“But how,” said Vincent, after the first warmth of welcome had subsided, “how shall I congratulate you upon your new honours? I was not prepared to find you grown from a roue into a senator.

“‘In gathering votes you were not slack, Now stand as tightly by your tack, Ne’er show your lug an’ fidge your back, An’ hum an’ haw; But raise your arm, an’ tell your crack Before them a’.’

“So saith Burns; advice which, being interpreted, meaneth, that you must astonish the rats of St. Stephen’s.”

“Alas!” said I, “all one’s clap-traps in that house must be baited.”

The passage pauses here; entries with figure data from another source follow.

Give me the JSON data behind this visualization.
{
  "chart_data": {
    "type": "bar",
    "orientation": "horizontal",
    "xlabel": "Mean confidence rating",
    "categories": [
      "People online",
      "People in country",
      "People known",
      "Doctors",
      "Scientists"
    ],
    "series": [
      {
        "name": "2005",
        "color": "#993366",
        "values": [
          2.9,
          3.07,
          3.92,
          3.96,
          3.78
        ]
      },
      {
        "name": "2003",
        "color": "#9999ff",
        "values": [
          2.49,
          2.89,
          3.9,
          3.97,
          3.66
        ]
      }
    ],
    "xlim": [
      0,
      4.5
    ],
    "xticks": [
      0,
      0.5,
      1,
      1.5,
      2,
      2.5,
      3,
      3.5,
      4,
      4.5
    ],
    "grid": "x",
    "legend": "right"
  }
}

“Nay, but a rat bites at any cheese, from Gloucester to Parmasan, and you can easily scrape up a bit of some sort. Talking of the House, do you see, by the paper, that the civic senator, Alderman W—, is at Cheltenham?”

“I was not aware of it. I suppose he’s cramming speeches and turtle for the next season.”

“How wonderfully,” said Vincent, “your city dignities unloose the tongue: directly a man has been a mayor, he thinks himself qualified for a Tully at least. Faith, Venables asked me one day, what was the Latin for spouting? and I told him, ‘hippomanes, or a raging humour in mayors.’”

After I had paid, through the medium of my risible muscles, due homage to this witticism of Vincent’s, he shut up his folio, called for his hat, and we sauntered down into the street. As we passed by one of the libraries, a whole mob of the dandies of the last night were lounging about the benches placed before the shop windows.

“Pray, Vincent,” said I, “remark those worthies, and especially that tall meagre youth in the blue frock-coat, and the buff waistcoat; he is Mr. Ritson, the De Rous (viz. the finished gentleman) of the place.”

“I see him,” answered Vincent: “he seems a most happy mixture of native coarseness and artificial decoration. He puts me in mind of the picture of the great ox set in a gilt frame.”